Enfin, on peut se poser la question de savoir si le logiciel développé à partir d’un code généré par une IA est protégé par le droit d’auteur. En France (et comme la plupart des pays signataires de la Convention de Berne)[2], le logiciel est considéré comme une œuvre de l’esprit et est donc protégé par le droit d’auteur, comme le stipule l’article L112-2 du Code de la propriété intellectuelle. Aux Etats-Unis, il est protégé par le Copyright. La seule condition de sa protection est l’originalité, à savoir la preuve d’un effort personnalisé allant au-delà de la simple mise en œuvre d’une logique automatique et contraignante. 

Aujourd’hui, l’apport de l’Intelligence Artificielle se limite à la suggestion de codes. Or, la protection par le droit d’auteur ne se limite pas au code source mais porte aussi sur le code objet, les travaux préparatoires, l’architecture, l’arborescence, les bases de données, les interfaces graphiques, les polices de caractère, etc. Par ailleurs, le développement d’un logiciel va bien au-delà de l’écriture du code source et couvre de nombreux aspects : choix technologiques, déploiement, contraintes de sécurité, etc. Dès l’instant que le logiciel dans son ensemble est considéré comme original, il reste protégé par un droit de propriété intellectuelle, à savoir le droit d’auteur. 

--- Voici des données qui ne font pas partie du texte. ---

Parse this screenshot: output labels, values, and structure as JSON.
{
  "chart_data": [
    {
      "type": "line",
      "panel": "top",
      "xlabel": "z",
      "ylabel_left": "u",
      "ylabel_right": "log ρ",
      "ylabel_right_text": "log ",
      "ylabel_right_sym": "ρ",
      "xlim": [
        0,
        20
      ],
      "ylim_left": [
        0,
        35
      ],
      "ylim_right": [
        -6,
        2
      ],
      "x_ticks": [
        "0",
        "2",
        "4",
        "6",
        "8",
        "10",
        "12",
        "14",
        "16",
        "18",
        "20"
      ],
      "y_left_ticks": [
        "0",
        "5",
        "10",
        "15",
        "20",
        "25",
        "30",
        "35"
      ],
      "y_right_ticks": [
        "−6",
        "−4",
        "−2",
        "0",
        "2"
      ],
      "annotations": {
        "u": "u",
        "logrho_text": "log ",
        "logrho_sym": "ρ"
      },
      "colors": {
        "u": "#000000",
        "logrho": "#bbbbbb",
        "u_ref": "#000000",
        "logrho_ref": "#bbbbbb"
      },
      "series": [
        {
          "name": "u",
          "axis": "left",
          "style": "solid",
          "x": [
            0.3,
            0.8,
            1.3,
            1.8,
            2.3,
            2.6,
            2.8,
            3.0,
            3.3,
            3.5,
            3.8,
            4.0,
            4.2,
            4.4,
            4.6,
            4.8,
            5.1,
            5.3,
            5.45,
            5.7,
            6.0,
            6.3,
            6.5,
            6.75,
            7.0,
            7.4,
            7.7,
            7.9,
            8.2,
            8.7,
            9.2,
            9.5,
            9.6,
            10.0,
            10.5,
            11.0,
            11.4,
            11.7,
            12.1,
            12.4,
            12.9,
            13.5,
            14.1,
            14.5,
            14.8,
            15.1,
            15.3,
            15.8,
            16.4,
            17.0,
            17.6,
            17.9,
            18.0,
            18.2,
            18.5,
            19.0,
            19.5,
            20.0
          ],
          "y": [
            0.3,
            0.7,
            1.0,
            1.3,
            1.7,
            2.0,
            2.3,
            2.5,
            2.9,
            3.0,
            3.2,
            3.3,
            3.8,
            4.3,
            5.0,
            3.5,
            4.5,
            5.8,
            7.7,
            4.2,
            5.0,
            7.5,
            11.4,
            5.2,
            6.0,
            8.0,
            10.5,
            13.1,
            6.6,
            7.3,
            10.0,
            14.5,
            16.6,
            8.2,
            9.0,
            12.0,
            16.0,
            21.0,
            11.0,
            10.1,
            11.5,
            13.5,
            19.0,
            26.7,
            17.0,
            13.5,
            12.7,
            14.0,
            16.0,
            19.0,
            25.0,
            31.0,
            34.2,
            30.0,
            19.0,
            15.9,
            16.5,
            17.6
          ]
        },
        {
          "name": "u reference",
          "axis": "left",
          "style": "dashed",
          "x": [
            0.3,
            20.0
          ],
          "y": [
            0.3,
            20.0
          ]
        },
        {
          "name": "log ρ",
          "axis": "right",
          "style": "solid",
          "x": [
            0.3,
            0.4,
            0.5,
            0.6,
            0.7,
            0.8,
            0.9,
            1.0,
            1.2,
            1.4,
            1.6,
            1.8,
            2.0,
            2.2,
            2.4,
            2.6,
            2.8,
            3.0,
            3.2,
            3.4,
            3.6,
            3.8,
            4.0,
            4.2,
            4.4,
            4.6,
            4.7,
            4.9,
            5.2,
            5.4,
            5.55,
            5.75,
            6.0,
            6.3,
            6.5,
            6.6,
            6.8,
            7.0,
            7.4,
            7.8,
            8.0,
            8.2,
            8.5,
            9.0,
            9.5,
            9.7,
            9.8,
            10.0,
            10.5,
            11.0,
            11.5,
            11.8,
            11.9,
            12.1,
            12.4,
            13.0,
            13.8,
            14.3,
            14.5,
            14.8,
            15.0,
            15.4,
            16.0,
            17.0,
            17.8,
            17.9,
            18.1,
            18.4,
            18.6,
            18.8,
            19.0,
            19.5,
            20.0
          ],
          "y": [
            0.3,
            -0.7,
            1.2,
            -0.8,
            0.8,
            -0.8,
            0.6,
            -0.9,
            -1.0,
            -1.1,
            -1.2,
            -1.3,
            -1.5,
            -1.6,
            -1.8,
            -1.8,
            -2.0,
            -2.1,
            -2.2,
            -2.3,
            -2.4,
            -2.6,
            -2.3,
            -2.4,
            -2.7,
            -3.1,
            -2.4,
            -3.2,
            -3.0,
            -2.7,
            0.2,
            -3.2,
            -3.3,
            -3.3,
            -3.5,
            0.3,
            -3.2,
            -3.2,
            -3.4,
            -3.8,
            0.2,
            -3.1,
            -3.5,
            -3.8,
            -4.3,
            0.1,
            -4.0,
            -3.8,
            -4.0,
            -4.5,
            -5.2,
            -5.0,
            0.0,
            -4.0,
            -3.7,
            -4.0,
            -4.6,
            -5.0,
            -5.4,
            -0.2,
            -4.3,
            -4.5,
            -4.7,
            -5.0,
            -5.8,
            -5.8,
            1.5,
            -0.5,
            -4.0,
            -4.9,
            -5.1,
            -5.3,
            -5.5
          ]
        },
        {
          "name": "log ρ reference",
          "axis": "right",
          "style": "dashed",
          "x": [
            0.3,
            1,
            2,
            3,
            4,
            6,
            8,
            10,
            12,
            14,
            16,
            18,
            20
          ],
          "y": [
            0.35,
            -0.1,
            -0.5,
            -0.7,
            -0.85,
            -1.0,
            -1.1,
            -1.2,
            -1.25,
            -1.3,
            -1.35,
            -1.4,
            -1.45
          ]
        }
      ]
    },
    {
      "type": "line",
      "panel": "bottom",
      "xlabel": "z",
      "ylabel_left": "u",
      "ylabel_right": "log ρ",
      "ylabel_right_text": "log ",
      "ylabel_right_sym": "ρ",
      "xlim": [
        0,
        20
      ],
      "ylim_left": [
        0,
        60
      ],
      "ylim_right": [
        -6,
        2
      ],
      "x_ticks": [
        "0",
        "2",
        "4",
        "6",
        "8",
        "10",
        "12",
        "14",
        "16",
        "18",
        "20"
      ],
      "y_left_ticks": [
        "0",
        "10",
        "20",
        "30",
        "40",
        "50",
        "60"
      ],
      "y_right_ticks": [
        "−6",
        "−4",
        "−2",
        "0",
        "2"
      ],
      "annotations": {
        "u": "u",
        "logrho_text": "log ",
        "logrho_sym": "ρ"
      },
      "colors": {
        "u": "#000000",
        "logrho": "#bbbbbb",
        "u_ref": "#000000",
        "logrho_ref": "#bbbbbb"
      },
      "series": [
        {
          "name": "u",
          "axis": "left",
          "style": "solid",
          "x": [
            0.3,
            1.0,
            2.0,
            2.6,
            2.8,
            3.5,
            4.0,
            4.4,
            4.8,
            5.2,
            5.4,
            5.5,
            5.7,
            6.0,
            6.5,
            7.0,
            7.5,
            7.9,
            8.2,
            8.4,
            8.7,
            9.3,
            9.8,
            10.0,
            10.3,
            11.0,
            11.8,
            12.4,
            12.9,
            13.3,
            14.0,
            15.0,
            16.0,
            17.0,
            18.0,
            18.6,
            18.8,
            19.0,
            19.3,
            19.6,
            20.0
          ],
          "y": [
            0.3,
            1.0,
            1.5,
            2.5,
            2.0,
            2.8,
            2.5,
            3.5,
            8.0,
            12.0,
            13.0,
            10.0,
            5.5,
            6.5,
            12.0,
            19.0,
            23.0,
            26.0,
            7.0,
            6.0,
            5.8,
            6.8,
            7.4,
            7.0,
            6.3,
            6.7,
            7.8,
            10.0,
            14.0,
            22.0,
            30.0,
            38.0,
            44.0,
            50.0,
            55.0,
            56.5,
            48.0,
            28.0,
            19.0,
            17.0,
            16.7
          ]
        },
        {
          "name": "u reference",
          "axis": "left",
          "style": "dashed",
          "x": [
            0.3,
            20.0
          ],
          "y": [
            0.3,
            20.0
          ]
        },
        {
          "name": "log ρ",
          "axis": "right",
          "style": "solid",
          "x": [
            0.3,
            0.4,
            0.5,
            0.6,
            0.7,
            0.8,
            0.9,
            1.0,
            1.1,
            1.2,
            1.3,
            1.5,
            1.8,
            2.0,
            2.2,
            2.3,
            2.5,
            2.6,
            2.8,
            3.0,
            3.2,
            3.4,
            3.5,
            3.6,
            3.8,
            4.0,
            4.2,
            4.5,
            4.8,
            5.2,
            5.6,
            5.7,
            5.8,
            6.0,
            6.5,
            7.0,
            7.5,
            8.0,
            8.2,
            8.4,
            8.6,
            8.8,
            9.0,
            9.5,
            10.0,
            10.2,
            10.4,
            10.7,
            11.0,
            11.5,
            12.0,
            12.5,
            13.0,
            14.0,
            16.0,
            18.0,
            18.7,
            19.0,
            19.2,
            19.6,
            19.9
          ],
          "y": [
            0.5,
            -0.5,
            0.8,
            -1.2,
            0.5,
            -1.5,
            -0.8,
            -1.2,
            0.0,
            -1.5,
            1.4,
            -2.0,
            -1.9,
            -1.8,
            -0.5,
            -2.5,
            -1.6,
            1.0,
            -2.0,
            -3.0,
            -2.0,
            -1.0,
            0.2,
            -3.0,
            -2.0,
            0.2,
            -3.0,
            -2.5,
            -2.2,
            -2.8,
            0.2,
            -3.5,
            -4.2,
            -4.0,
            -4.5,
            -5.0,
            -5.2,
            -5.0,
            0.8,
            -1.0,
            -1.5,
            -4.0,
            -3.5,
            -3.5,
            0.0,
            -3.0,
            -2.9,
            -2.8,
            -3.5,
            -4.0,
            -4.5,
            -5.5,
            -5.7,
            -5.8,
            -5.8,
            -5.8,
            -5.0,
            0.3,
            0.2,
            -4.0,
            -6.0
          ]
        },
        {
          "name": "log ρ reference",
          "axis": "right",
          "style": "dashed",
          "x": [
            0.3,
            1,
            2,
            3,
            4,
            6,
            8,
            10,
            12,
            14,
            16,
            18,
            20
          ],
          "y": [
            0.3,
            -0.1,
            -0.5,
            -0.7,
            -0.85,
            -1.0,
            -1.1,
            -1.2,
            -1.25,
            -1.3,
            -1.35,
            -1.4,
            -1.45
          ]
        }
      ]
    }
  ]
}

[1]https://www.lemondeinformatique.fr/actualites/lire-premiere-action-judiciaire-contre-github-copilot-88522.html

[2]https://www.wipo.int/export/sites/www/treaties/fr/docs/pdf/berne.pdf

Enfin, le code généré par un outil d’IA pose un problème de sécurité, en raison de l’existence de codes défectueux ou contenant des failles de sécurité. Les développeurs doivent rester attentifs lorsqu’ils utilisent Copilot, par exemple, en raison d’un taux élevé de code défectueux. Sans compter que Copilot est dans l’incapacité de fournir des éléments de contexte du fichier fourni. 

En conclusion, il est essentiel que les développeurs et les entreprises se questionnent sur les droits et les licences des codes générés par de l’intelligence artificielle qu’ils incorporent dans leur propre code et des garanties qu’ils sont en mesure d’apporter, notamment en vérifiant les conditions d’utilisation du code. Reste enfin à s’interroger sur la valeur d’un logiciel qui comporte une part importante de codes issus des suggestions par un outil d’intelligence artificielle.